>
>
> Jeffrey Fisher wrote:
> >
> > >
> > > How do we perceive an orator who describes his own humbleness as
> > > "great"? Particularly right after using the word "profound" to
> > > describe his gratitude?
> >
> > um, "great" as in "large"? like a "great lake"? not as in "catherine the
> > great"?
> >
> > anyway, since when has the rhetorical topos of humility not been, well, a
> > topos. of course he does that. so did people like cicero and paul. i
> think
> > if we simply complain about it being fake we are missing a lot of what's
> > going on.
>
> I haven't followed this closely enough to know whose speeches are being
> discussed (and of course I haven't listened to or read _any_ of the
> election speeches), but I would like to say a word in defense of
> _anyone's_ opening, however silly it may sound in isolation. Beginnings
> are damnably difficult, witness the asinine beginning to a great poem:
>
> Let Observation with extensive View,
> Survey Mankind, from China to Peru;
> (Vanity of Human Wishes)
>
> Let observation with extensive observation observe mankind extensively!
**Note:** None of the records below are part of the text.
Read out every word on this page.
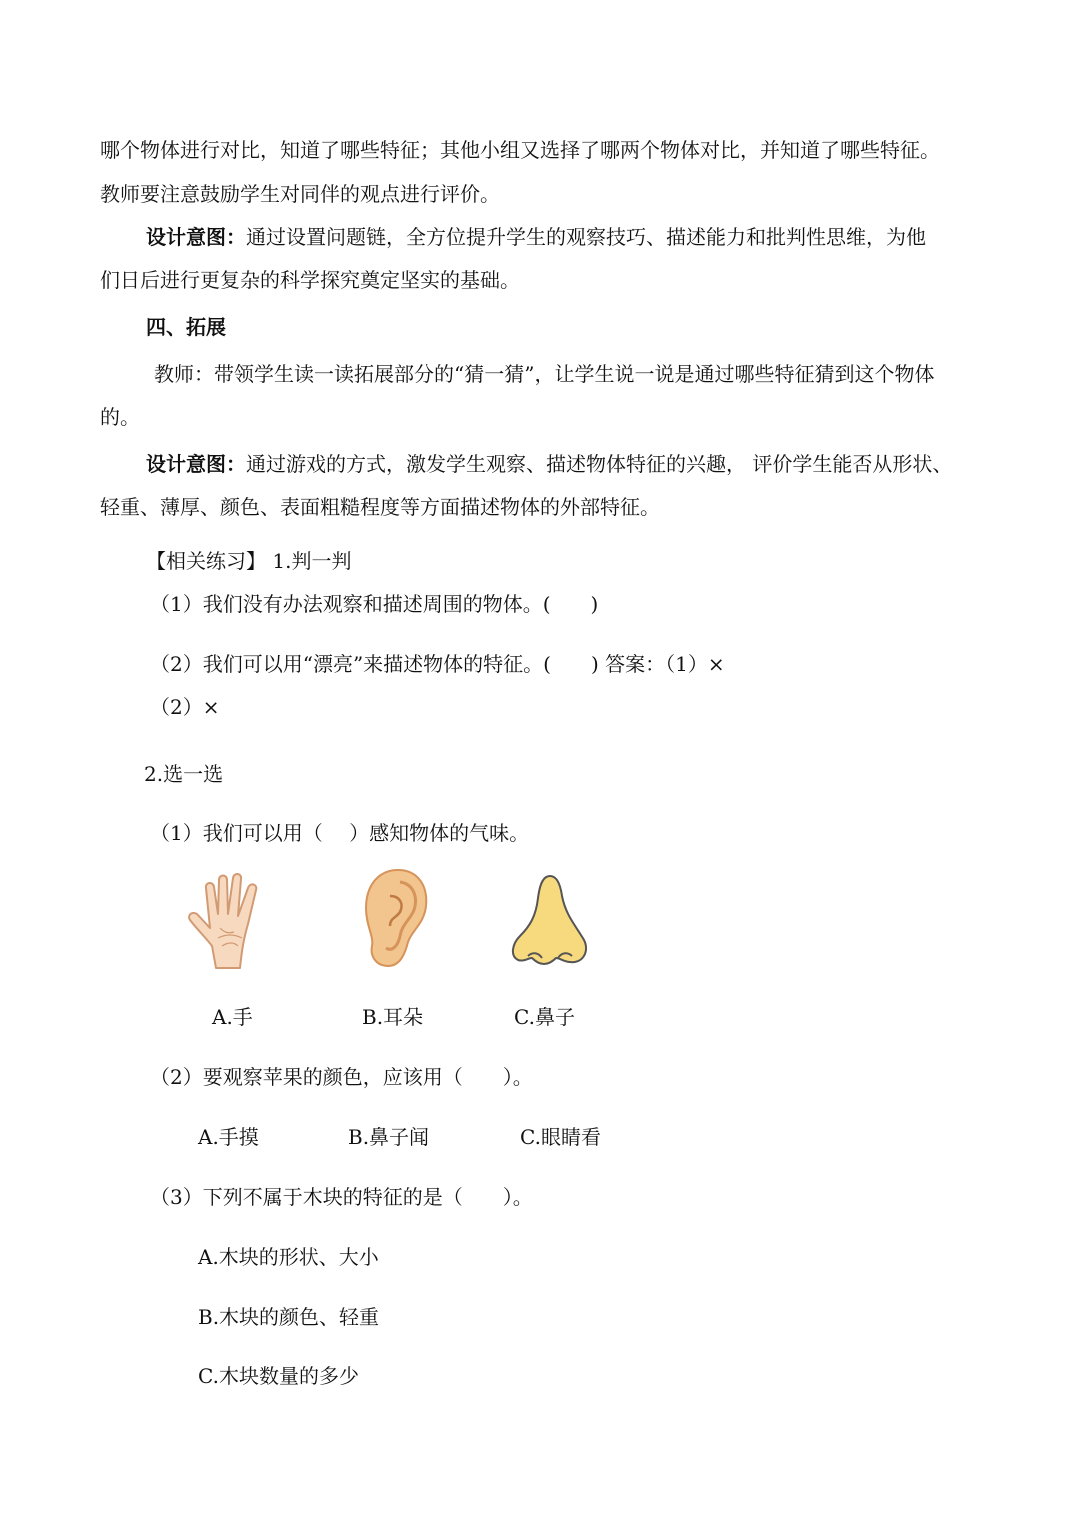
哪个物体进行对比，知道了哪些特征；其他小组又选择了哪两个物体对比，并知道了哪些特征。
教师要注意鼓励学生对同伴的观点进行评价。
设计意图：通过设置问题链，全方位提升学生的观察技巧、描述能力和批判性思维，为他
们日后进行更复杂的科学探究奠定坚实的基础。
四、拓展
教师：带领学生读一读拓展部分的“猜一猜”，让学生说一说是通过哪些特征猜到这个物体
的。
设计意图：通过游戏的方式，激发学生观察、描述物体特征的兴趣， 评价学生能否从形状、
轻重、薄厚、颜色、表面粗糙程度等方面描述物体的外部特征。
【相关练习】 1.判一判
（1）我们没有办法观察和描述周围的物体。(　　)
（2）我们可以用“漂亮”来描述物体的特征。(　　) 答案：（1）×
（2）×
2.选一选
（1）我们可以用（　 ）感知物体的气味。
A.手	B.耳朵	C.鼻子
（2）要观察苹果的颜色，应该用（　　）。
A.手摸	B.鼻子闻	C.眼睛看
（3）下列不属于木块的特征的是（　　）。
A.木块的形状、大小
B.木块的颜色、轻重
C.木块数量的多少
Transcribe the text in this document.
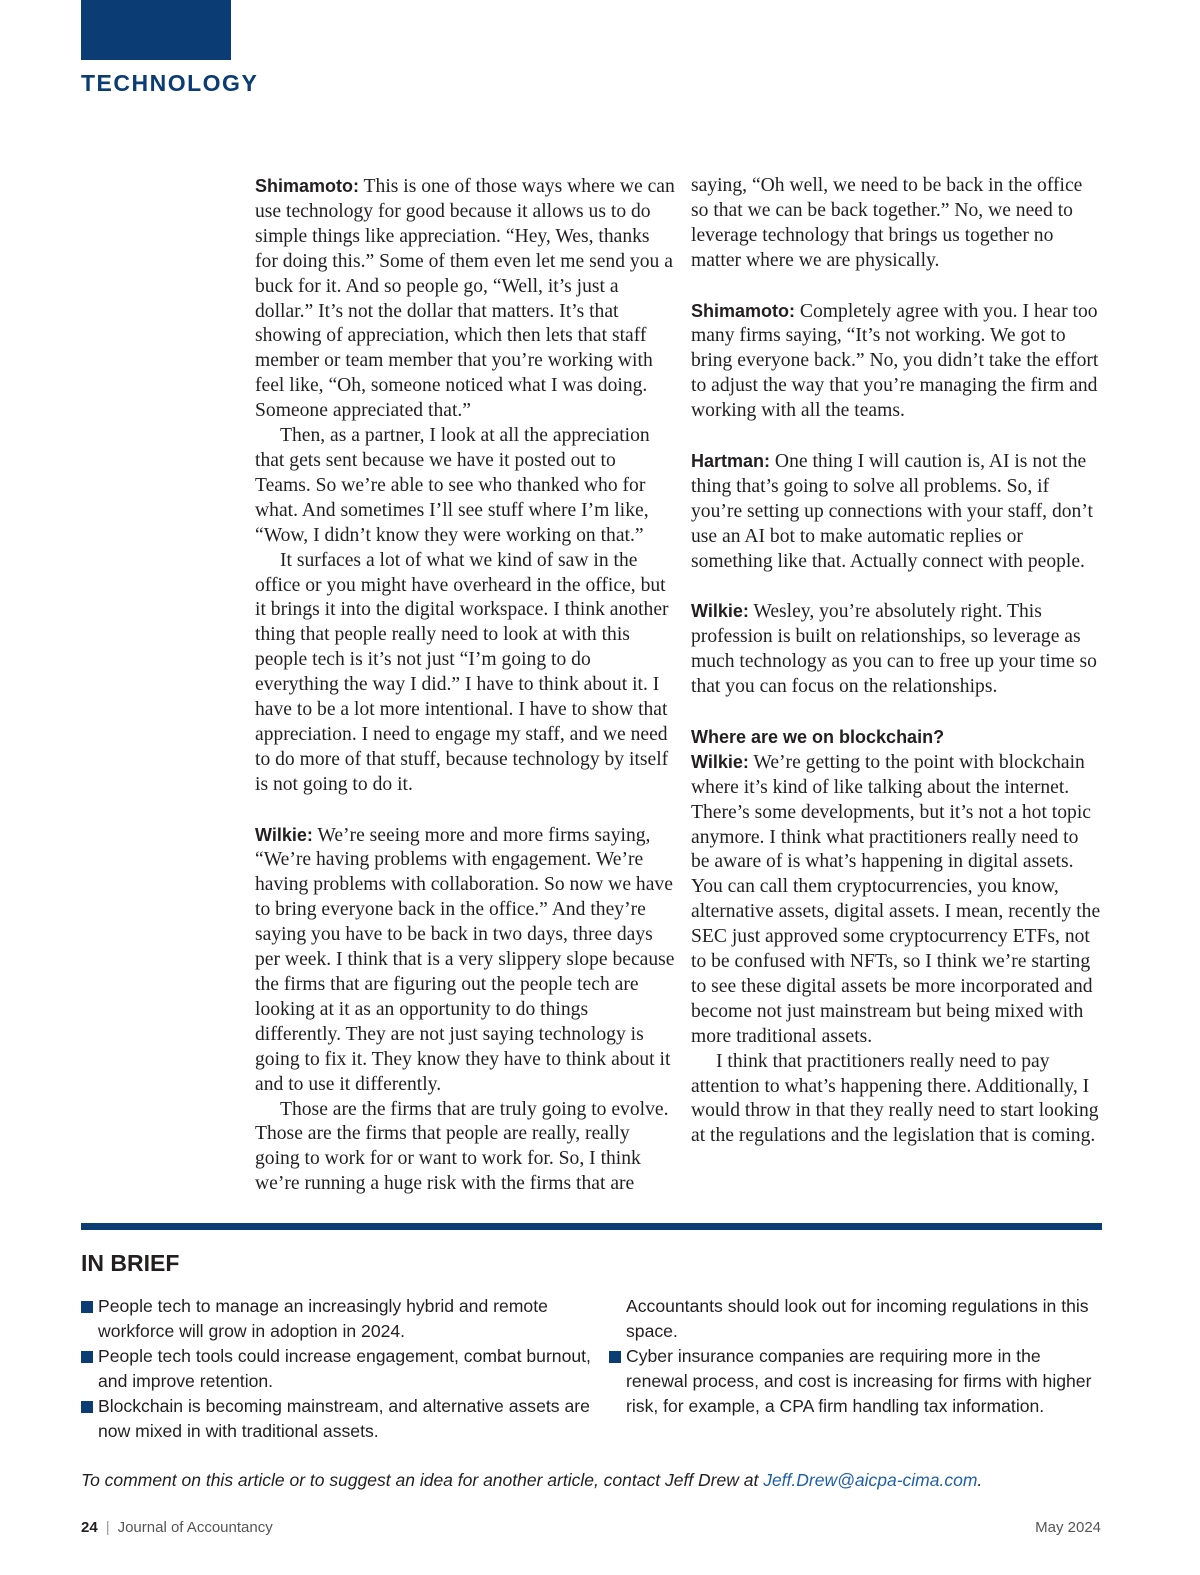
TECHNOLOGY

Shimamoto: This is one of those ways where we can use technology for good because it allows us to do simple things like appreciation. “Hey, Wes, thanks for doing this.” Some of them even let me send you a buck for it. And so people go, “Well, it’s just a dollar.” It’s not the dollar that matters. It’s that showing of appreciation, which then lets that staff member or team member that you’re working with feel like, “Oh, someone noticed what I was doing. Someone appreciated that.”

Then, as a partner, I look at all the appreciation that gets sent because we have it posted out to Teams. So we’re able to see who thanked who for what. And sometimes I’ll see stuff where I’m like, “Wow, I didn’t know they were working on that.”

It surfaces a lot of what we kind of saw in the office or you might have overheard in the office, but it brings it into the digital workspace. I think another thing that people really need to look at with this people tech is it’s not just “I’m going to do everything the way I did.” I have to think about it. I have to be a lot more intentional. I have to show that appreciation. I need to engage my staff, and we need to do more of that stuff, because technology by itself is not going to do it.

Wilkie: We’re seeing more and more firms saying, “We’re having problems with engagement. We’re having problems with collaboration. So now we have to bring everyone back in the office.” And they’re saying you have to be back in two days, three days per week. I think that is a very slippery slope because the firms that are figuring out the people tech are looking at it as an opportunity to do things differently. They are not just saying technology is going to fix it. They know they have to think about it and to use it differently.

Those are the firms that are truly going to evolve. Those are the firms that people are really, really going to work for or want to work for. So, I think we’re running a huge risk with the firms that are

saying, “Oh well, we need to be back in the office so that we can be back together.” No, we need to leverage technology that brings us together no matter where we are physically.

Shimamoto: Completely agree with you. I hear too many firms saying, “It’s not working. We got to bring everyone back.” No, you didn’t take the effort to adjust the way that you’re managing the firm and working with all the teams.

Hartman: One thing I will caution is, AI is not the thing that’s going to solve all problems. So, if you’re setting up connections with your staff, don’t use an AI bot to make automatic replies or something like that. Actually connect with people.

Wilkie: Wesley, you’re absolutely right. This profession is built on relationships, so leverage as much technology as you can to free up your time so that you can focus on the relationships.

Where are we on blockchain?
Wilkie: We’re getting to the point with blockchain where it’s kind of like talking about the internet. There’s some developments, but it’s not a hot topic anymore. I think what practitioners really need to be aware of is what’s happening in digital assets. You can call them cryptocurrencies, you know, alternative assets, digital assets. I mean, recently the SEC just approved some cryptocurrency ETFs, not to be confused with NFTs, so I think we’re starting to see these digital assets be more incorporated and become not just mainstream but being mixed with more traditional assets.

I think that practitioners really need to pay attention to what’s happening there. Additionally, I would throw in that they really need to start looking at the regulations and the legislation that is coming.

IN BRIEF
People tech to manage an increasingly hybrid and remote workforce will grow in adoption in 2024.
People tech tools could increase engagement, combat burnout, and improve retention.
Blockchain is becoming mainstream, and alternative assets are now mixed in with traditional assets.
Accountants should look out for incoming regulations in this space.
Cyber insurance companies are requiring more in the renewal process, and cost is increasing for firms with higher risk, for example, a CPA firm handling tax information.
To comment on this article or to suggest an idea for another article, contact Jeff Drew at Jeff.Drew@aicpa-cima.com.
24 | Journal of Accountancy	May 2024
> But it IS a wonderful poem -- and only a fool would condemn it on the
> basis of the absurd opening.
>
>
also a good point. i'm remembering a (justly) famous matthew arnold poem
with a spectacularly bad opening, arguably worst opening line ever (imo).
but my arnold is still in a box somewhere and i cannot recall either the
line or the poem title. another time off-list if it comes to me.
great openings are hard to do. this is reminding me of how i was going to read a spiffy passage from the epic of gilgamesh at a friend's wedding, but when i got up there at the rehearsal, we realized that there was no way to get it started that didn't sound ridiculous. so we canned the whole thing. his idea, not mine, btw.